Hi, I am studying RNAseq data obtained from human intestinal organoids treated with parasites derived material, so i have three biological replicates per condition (3 controls and 3 treated). I have performed reads count and normalization, and after DeSeq2 run with default parameters (padj<0.1 and FC>1), among over 16K transcripts included in the list of usable material, only 7 genes appear to be differentially expressed in term of padj value <0.05 (if i look at the pvalue not adjusted after correction for multiple testing, significant transcripts are arounf 600).
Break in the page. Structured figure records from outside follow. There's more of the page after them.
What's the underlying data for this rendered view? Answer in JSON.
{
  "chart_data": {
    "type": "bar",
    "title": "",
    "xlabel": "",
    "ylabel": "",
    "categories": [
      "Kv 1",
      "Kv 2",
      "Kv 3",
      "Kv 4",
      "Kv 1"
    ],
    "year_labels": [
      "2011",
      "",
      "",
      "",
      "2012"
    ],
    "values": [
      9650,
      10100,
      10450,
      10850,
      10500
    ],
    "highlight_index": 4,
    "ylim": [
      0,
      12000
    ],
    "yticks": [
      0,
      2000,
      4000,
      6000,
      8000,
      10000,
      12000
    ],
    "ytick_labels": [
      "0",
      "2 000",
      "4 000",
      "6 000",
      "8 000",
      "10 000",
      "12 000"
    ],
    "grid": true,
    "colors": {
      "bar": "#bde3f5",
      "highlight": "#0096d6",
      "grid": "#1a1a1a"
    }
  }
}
I can understand that maybe the treatment with parasites derived material may have not caused any crucial large significant changes in expression of genes, however i was wondering if i am missing something just because of the default parameters i have used as a threshold). Could you give please some advise on how to modify such parameters? I can imagine that if i change FC in a more stringent way, even less transcripts may appear to be significantly differentially expressed, however an opinion from experts may of course be of great help. Thanks in advance, SC

You don't say how you are setting the fold change criterion. Are you using the lfcThreshold and altHypothesis arguments to results, or simply filtering on the fold change 'by hand'? If the former, do note that you are using a pretty strong criterion for the fold change (you are requiring evidence that the gene more than doubles in expression, which means that the observed fold change will have to be much larger than that, given the degrees of freedom). If you are just filtering the results to those with a logFC > 1, you shouldn't do that, as it completely invalidates both your FDR and the p-values.

The main use-case for filtering on fold change is when you have so many differentially expressed genes that you are overwhelmed by the results. In your situation there isn't a compelling reason to do so.